Нет я переустановил виндоус после этого  :Sad: 
Тк не помогло... система грузилась многое не работало...
А так вам огромное спасибо за оперативность )

----------


## XP user

> Идете в "Панель управления", выбираете пункт "Система", кликаете на вкладку "Дополнительно", в разделе "Быстродействие" кликаете на кнопку "Параметры", в появившемся окне выбираете вкладку "Предотвращение выполнения данных" и ставите галочку напротив "Включить DEP только для основных программ и служб Windows".


Это не отключить DEP, Максим, а перевести в другой режим! 
Для того чтобы отключить DEP, нужно подправить файл *boot. ini*. Он находится в корневом каталоге диска, на   котором установлена операционная система и является скрытым.
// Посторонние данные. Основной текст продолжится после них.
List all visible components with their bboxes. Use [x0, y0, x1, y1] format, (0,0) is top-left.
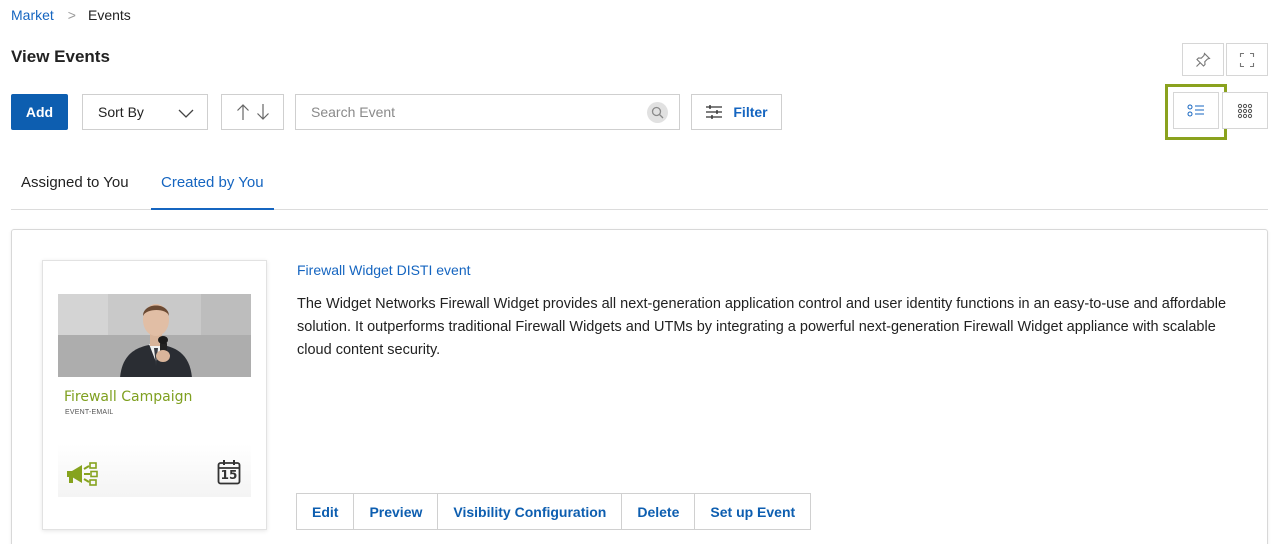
filter-icon — [706, 105, 723, 119]
tab-assigned-to-you[interactable]: Assigned to You — [11, 160, 139, 210]
filter-label: Filter — [733, 104, 768, 120]
image-tile — [201, 294, 251, 335]
edit-button[interactable]: Edit — [297, 494, 354, 529]
grid-view-icon — [1237, 103, 1253, 118]
grid-view-button[interactable] — [1222, 92, 1268, 129]
page-tools — [1182, 43, 1268, 76]
event-actions: Edit Preview Visibility Configuration De… — [296, 493, 812, 530]
presenter-figure — [120, 304, 192, 377]
sort-asc-icon[interactable] — [236, 103, 250, 121]
page-title: View Events — [11, 47, 110, 66]
list-view-button[interactable] — [1173, 92, 1219, 129]
breadcrumb-separator-icon: > — [67, 7, 76, 23]
event-title-link[interactable]: Firewall Widget DISTI event — [297, 262, 471, 278]
search-input[interactable] — [296, 95, 626, 129]
delete-button[interactable]: Delete — [621, 494, 695, 529]
megaphone-icon — [67, 462, 98, 486]
sort-by-select[interactable]: Sort By — [82, 94, 208, 130]
campaign-title: Firewall Campaign — [64, 389, 193, 405]
fullscreen-icon — [1239, 52, 1255, 67]
search-button[interactable] — [647, 102, 668, 123]
pin-icon — [1196, 51, 1211, 67]
list-view-icon — [1187, 104, 1204, 116]
chevron-down-icon — [178, 109, 194, 118]
filter-button[interactable]: Filter — [691, 94, 782, 130]
event-thumbnail-card[interactable]: Firewall Campaign EVENT-EMAIL 15 — [42, 260, 267, 530]
image-tile — [58, 294, 108, 335]
event-description: The Widget Networks Firewall Widget prov… — [297, 296, 1227, 358]
add-button[interactable]: Add — [11, 94, 68, 130]
search-icon — [651, 106, 664, 119]
calendar-icon: 15 — [217, 459, 241, 485]
tab-created-by-you[interactable]: Created by You — [151, 160, 274, 210]
sort-desc-icon[interactable] — [256, 103, 270, 121]
breadcrumb: Market > Events — [11, 7, 131, 23]
campaign-type: EVENT-EMAIL — [65, 409, 114, 416]
search-box — [295, 94, 680, 130]
fullscreen-button[interactable] — [1226, 43, 1268, 76]
toolbar: Add Sort By Filter — [11, 94, 1271, 130]
sort-order-toggle[interactable] — [221, 94, 284, 130]
pin-button[interactable] — [1182, 43, 1224, 76]
sort-by-label: Sort By — [98, 104, 144, 120]
set-up-event-button[interactable]: Set up Event — [694, 494, 811, 529]
event-tabs: Assigned to You Created by You — [11, 160, 1268, 210]
preview-button[interactable]: Preview — [353, 494, 438, 529]
presenter-image — [58, 294, 251, 377]
visibility-configuration-button[interactable]: Visibility Configuration — [437, 494, 622, 529]
thumbnail-body: Firewall Campaign EVENT-EMAIL 15 — [58, 294, 251, 497]
breadcrumb-market-link[interactable]: Market — [11, 7, 54, 23]
event-card: Firewall Campaign EVENT-EMAIL 15 Firewal… — [11, 229, 1268, 544]
calendar-day: 15 — [220, 468, 238, 482]
breadcrumb-current: Events — [87, 7, 131, 23]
Открываем его в Блокноте, находим параметр */ noexecute* и меняем его на */ noexecute = AlwaysOff*.

Paul

----------


## Макcим

Я подумал, что совсем его отключать не обязательно.

----------


## XP user

> Я подумал, что совсем его отключать не обязательно.
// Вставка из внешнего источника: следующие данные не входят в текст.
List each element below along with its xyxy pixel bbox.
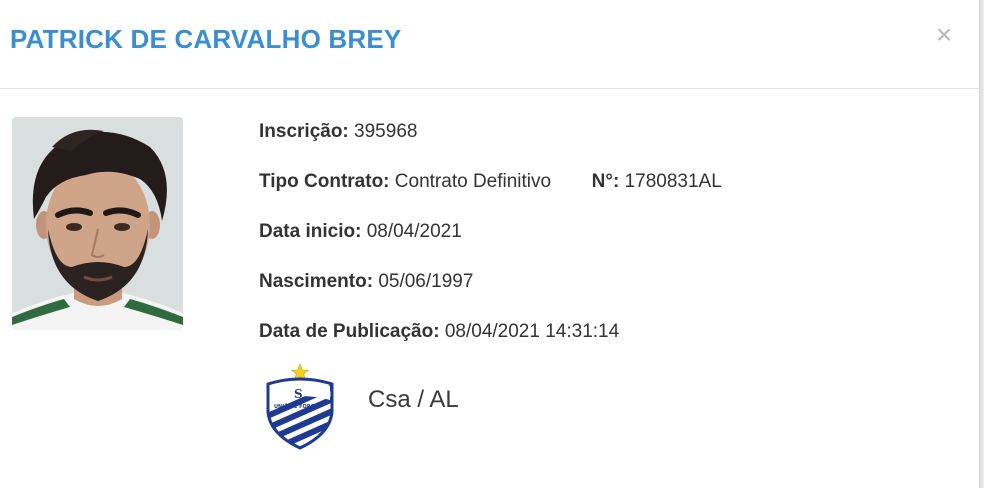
tipo-contrato-row: Tipo Contrato: Contrato Definitivo N°: 1… <box>259 169 722 219</box>
nascimento-value: 05/06/1997 <box>378 271 474 292</box>
csa-crest-icon: S UNIÃO E FORÇA <box>264 362 336 450</box>
data-publicacao-label: Data de Publicação: <box>259 321 440 342</box>
player-name-title: PATRICK DE CARVALHO BREY <box>10 24 402 54</box>
nascimento-row: Nascimento: 05/06/1997 <box>259 269 722 319</box>
numero-label: N°: <box>591 171 620 192</box>
data-inicio-label: Data inicio: <box>259 221 362 242</box>
inscricao-row: Inscrição: 395968 <box>259 119 722 169</box>
data-inicio-row: Data inicio: 08/04/2021 <box>259 219 722 269</box>
player-photo <box>12 117 183 330</box>
tipo-contrato-label: Tipo Contrato: <box>259 171 390 192</box>
svg-text:UNIÃO E FORÇA: UNIÃO E FORÇA <box>274 403 318 410</box>
numero-value: 1780831AL <box>624 171 722 192</box>
inscricao-value: 395968 <box>354 121 418 142</box>
inscricao-label: Inscrição: <box>259 121 349 142</box>
club-name: Csa / AL <box>368 386 459 413</box>
close-button[interactable]: × <box>930 20 958 50</box>
nascimento-label: Nascimento: <box>259 271 374 292</box>
player-details: Inscrição: 395968 Tipo Contrato: Contrat… <box>259 119 722 369</box>
data-inicio-value: 08/04/2021 <box>366 221 462 242</box>
data-publicacao-value: 08/04/2021 14:31:14 <box>444 321 620 342</box>
tipo-contrato-value: Contrato Definitivo <box>394 171 552 192</box>
modal-header: PATRICK DE CARVALHO BREY × <box>0 0 979 89</box>
svg-text:S: S <box>294 387 303 401</box>
modal-right-border <box>979 0 984 488</box>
Пусть клиент сам решит, но раз он попросил о полном отключении (так как ему 'эта защита вообще не нужна'), я просто дополнил ваше сообщение... 

Paul

----------


## temnye

> Пусть клиент сам решит, но раз он попросил о полном отключении (так как ему 'эта защита вообще не нужна'), я просто дополнил ваше сообщение... 
> 
> Paul


Позволю вмешаться, но редактирование boot.ini дает лишь временный результат, для меня начало "выпрыгивания" сообщений память не может быть read/written означает в том числе: готовься к переустановке системы, я постил тему об автоматическом обновлении, так вот сложилось мнение, что виной такого вот срабатывания DEP, является какое-то обновление винды, какое- лично я так и не понял, у меня вылезала ошибка при срабатывании модуля logitek проверял папку на вирусы и прочее, в итоге удалил(интересно, что ее, логитекова, приблуда Асер Орбикам все равно работает) Вирусов не нашлось, а глюк пропал: помимо редактирования загрузочного файла, пришлось прогонять и АВЗ, и Хайджек, пока все нормально, поэтому: вырубайте на фиг автоматическое обновление через все службы, ИМХО.

----------